Doug Koplow è stato consulente di diversi Governi in merito alle sovvenzioni alle varie imprese, mentre Ronald Steenblik ha avuto ruolo di riguardo presso l’OCSE. Con la loro ricerca i 2 studiosi hanno illustrato che l’impatto negativo dei contributi governativi si estende a una serie di settori che vanno dall’edilizia ai trasporti e alla pesca. A trarne grande beneficio sarebbero intanto le aziende che operano nel campo dei combustibili fossili, dal momento che hanno avuto accesso a 640 miliardi di dollari annui. Le imprese agricole hanno ricevuto una quota di 520 miliardi di dollari, mentre quelle forestali circa 155 miliardi di dollari.
Combustibili fossili: chi sono i Paesi che li sostengono di più
Tali risultati destano parecchia preoccupazione perché non più tardi di novembre dello scorso anno si è concluso il COP26 di Glasgow, dove quasi 200 Paesi partecipanti si sono accordati affinché venissero gradualmente eliminati i combustibili fossili.

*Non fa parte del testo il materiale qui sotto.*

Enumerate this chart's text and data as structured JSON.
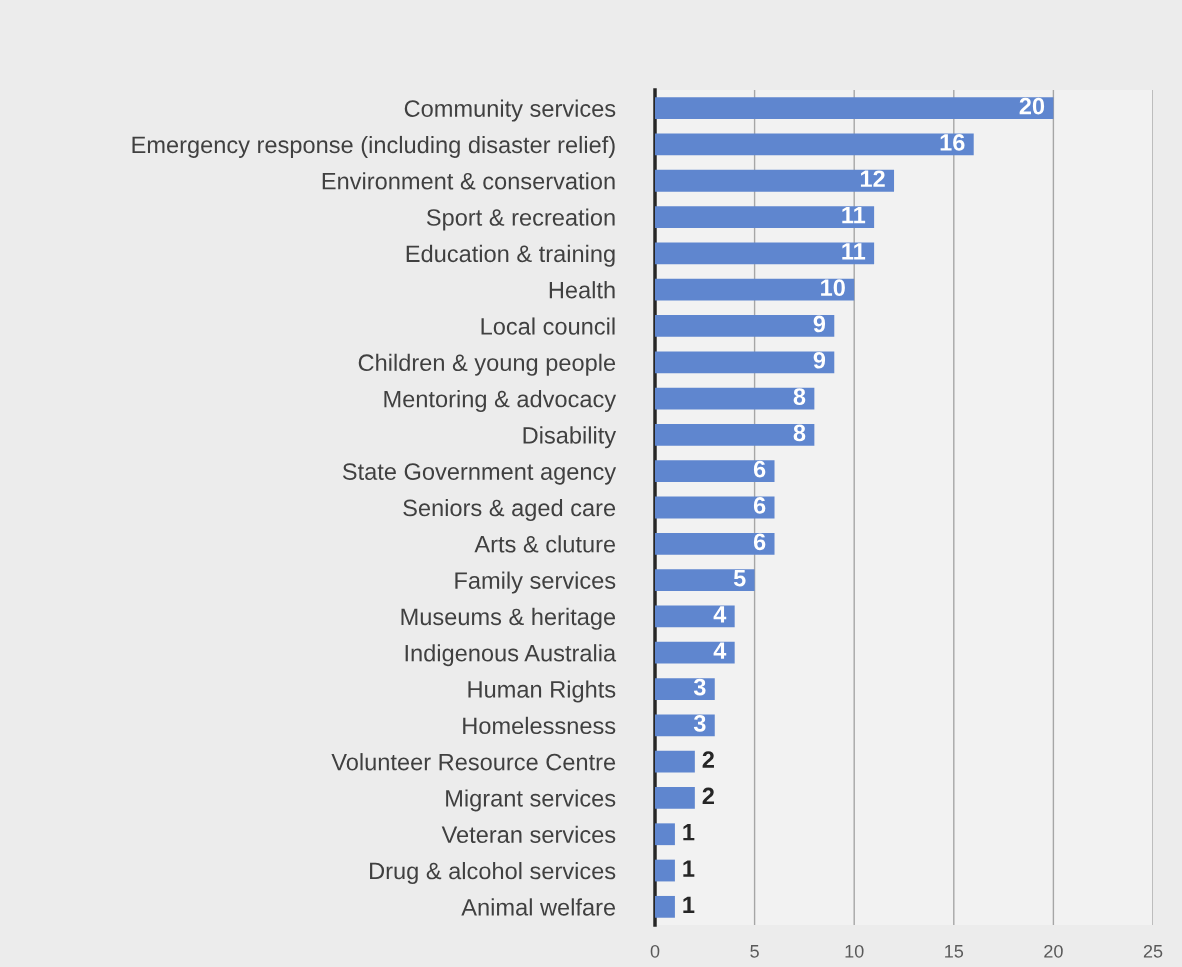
{
  "chart_data": {
    "type": "bar",
    "orientation": "horizontal",
    "categories": [
      "Community services",
      "Emergency response (including disaster relief)",
      "Environment & conservation",
      "Sport & recreation",
      "Education & training",
      "Health",
      "Local council",
      "Children & young people",
      "Mentoring & advocacy",
      "Disability",
      "State Government agency",
      "Seniors & aged care",
      "Arts & cluture",
      "Family services",
      "Museums & heritage",
      "Indigenous Australia",
      "Human Rights",
      "Homelessness",
      "Volunteer Resource Centre",
      "Migrant services",
      "Veteran services",
      "Drug & alcohol services",
      "Animal welfare"
    ],
    "values": [
      20,
      16,
      12,
      11,
      11,
      10,
      9,
      9,
      8,
      8,
      6,
      6,
      6,
      5,
      4,
      4,
      3,
      3,
      2,
      2,
      1,
      1,
      1
    ],
    "color": "#5f86cf",
    "xlim": [
      0,
      25
    ],
    "xticks": [
      0,
      5,
      10,
      15,
      20,
      25
    ],
    "grid": "x",
    "data_labels": true
  }
}
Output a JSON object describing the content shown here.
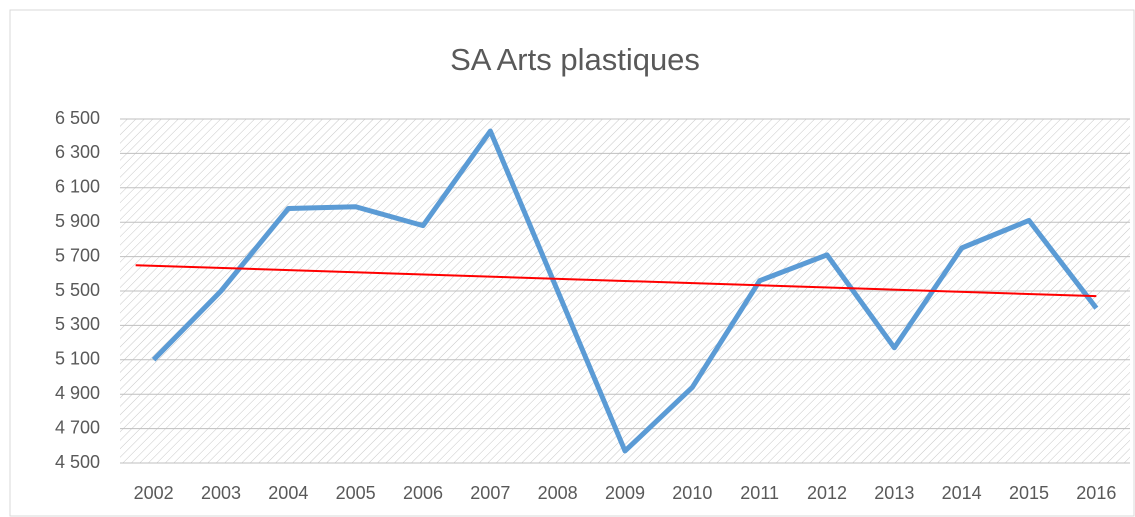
{
  "chart_data": {
    "type": "line",
    "title": "SA Arts plastiques",
    "categories": [
      "2002",
      "2003",
      "2004",
      "2005",
      "2006",
      "2007",
      "2008",
      "2009",
      "2010",
      "2011",
      "2012",
      "2013",
      "2014",
      "2015",
      "2016"
    ],
    "series": [
      {
        "name": "SA Arts plastiques",
        "color": "#5b9bd5",
        "values": [
          5100,
          5500,
          5980,
          5990,
          5880,
          6430,
          5500,
          4570,
          4940,
          5560,
          5710,
          5170,
          5750,
          5910,
          5400
        ]
      }
    ],
    "trend": {
      "color": "#ff0000",
      "values": [
        5650,
        5470
      ]
    },
    "ylim": [
      4500,
      6500
    ],
    "yticks": [
      {
        "value": 4500,
        "label": "4 500"
      },
      {
        "value": 4700,
        "label": "4 700"
      },
      {
        "value": 4900,
        "label": "4 900"
      },
      {
        "value": 5100,
        "label": "5 100"
      },
      {
        "value": 5300,
        "label": "5 300"
      },
      {
        "value": 5500,
        "label": "5 500"
      },
      {
        "value": 5700,
        "label": "5 700"
      },
      {
        "value": 5900,
        "label": "5 900"
      },
      {
        "value": 6100,
        "label": "6 100"
      },
      {
        "value": 6300,
        "label": "6 300"
      },
      {
        "value": 6500,
        "label": "6 500"
      }
    ],
    "grid": true
  }
}
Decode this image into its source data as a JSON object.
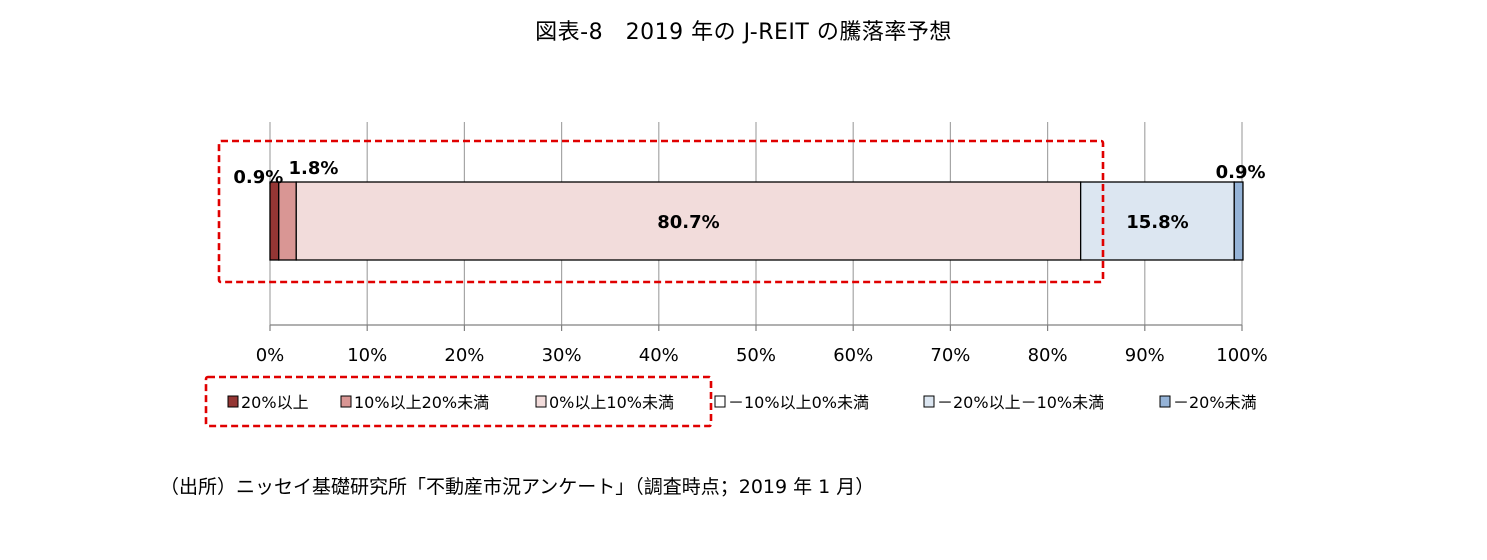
{
  "chart_data": {
    "type": "bar",
    "orientation": "horizontal",
    "stacked": true,
    "title": "図表-8　2019 年の J-REIT の騰落率予想",
    "xlim": [
      0,
      100
    ],
    "x_ticks": [
      "0%",
      "10%",
      "20%",
      "30%",
      "40%",
      "50%",
      "60%",
      "70%",
      "80%",
      "90%",
      "100%"
    ],
    "grid": true,
    "legend_position": "bottom",
    "series": [
      {
        "name": "20%以上",
        "value": 0.9,
        "label": "0.9%",
        "color": "#943634"
      },
      {
        "name": "10%以上20%未満",
        "value": 1.8,
        "label": "1.8%",
        "color": "#d99694"
      },
      {
        "name": "0%以上10%未満",
        "value": 80.7,
        "label": "80.7%",
        "color": "#f2dcdb"
      },
      {
        "name": "－10%以上0%未満",
        "value": 0.0,
        "label": "",
        "color": "#ffffff"
      },
      {
        "name": "－20%以上－10%未満",
        "value": 15.8,
        "label": "15.8%",
        "color": "#dce6f1"
      },
      {
        "name": "－20%未満",
        "value": 0.9,
        "label": "0.9%",
        "color": "#95b3d7"
      }
    ]
  },
  "source_note": "（出所）ニッセイ基礎研究所「不動産市況アンケート」（調査時点；2019 年 1 月）"
}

È chiaro che non è stata fissata una scadenza precisa, ma è altrettanto evidente che i numeri snocciolati dallo studio citato non conducono nella giusta direzione.

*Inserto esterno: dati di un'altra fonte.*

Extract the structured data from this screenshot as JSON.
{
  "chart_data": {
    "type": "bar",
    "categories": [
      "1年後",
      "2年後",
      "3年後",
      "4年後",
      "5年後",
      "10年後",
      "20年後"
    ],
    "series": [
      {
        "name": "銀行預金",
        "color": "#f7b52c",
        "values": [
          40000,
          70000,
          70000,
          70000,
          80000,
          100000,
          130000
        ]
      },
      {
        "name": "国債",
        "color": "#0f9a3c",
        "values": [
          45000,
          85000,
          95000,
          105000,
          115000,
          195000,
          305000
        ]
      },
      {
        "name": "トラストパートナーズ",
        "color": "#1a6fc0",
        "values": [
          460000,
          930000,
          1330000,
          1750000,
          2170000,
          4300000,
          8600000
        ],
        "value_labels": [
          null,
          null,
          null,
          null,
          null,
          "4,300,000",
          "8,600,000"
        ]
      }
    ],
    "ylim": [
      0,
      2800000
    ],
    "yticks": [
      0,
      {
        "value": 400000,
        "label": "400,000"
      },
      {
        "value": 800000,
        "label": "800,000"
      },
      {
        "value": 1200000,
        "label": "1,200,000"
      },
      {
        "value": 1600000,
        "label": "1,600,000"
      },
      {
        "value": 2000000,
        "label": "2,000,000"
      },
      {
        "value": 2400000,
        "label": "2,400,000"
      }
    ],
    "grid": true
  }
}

Ma chi sono i Paesi che hanno distribuito i maggiori sussidi per i combustibili fossili? In base ai dati rilasciati dall’Agenzia Internazionale per l’Energia a fine 2019 in testa troviamo l’Iran con 87,9 miliardi di dollari. Il Paese arabo è uno dei membri dell’OPEC che spesso è stato al centro di discussioni e di faide interne al cartello per la propria politica dei prezzi. In realtà sembra difficile immaginare come Teheran possa da un giorno all’altro staccarsi da una risorsa da cui dipende buona parte della propria economia.
Al secondo posto della classifica dell’AIE vi è la Cina con 34 miliardi di dollari di sovvenzioni. Pechino si è impegnata alla decarbonizzazione totale entro il 2060, ma intanto detiene il primato delle centrali a carbone nel mondo e mantiene una certa ambiguità, cercando un equilibrio tra l’avvio di un percorso di eliminazione di sostanze nocive e il soddisfacimento del proprio fabbisogno energetico.
Nel punto più basso del podio vi è l’India con un contributo annuale di 33 miliardi di dollari. Lo Stato asiatico è stato al centro di diverse polemiche durante le riunioni del COP26 in merito ai tempi sul raggiungimento del carbon neutral. Il Governo indiano ha contestato gli altri Paesi di non sostenere finanziariamente abbastanza tutti coloro come India e Indonesia ad esempio che sarebbero maggiormente svantaggiati dal punto di vista economico da una politica netta di emissioni zero.
Escludendo le agevolazioni fiscali invece, i dati OCSE rilevano che le Nazioni che hanno fornito maggiore supporto ai produttori di combustibili fossili sono stati Messico con 11,3 miliardi di dollari, Cina con 3,9 miliardi di dollari e Argentina con 2,5 miliardi di dollari.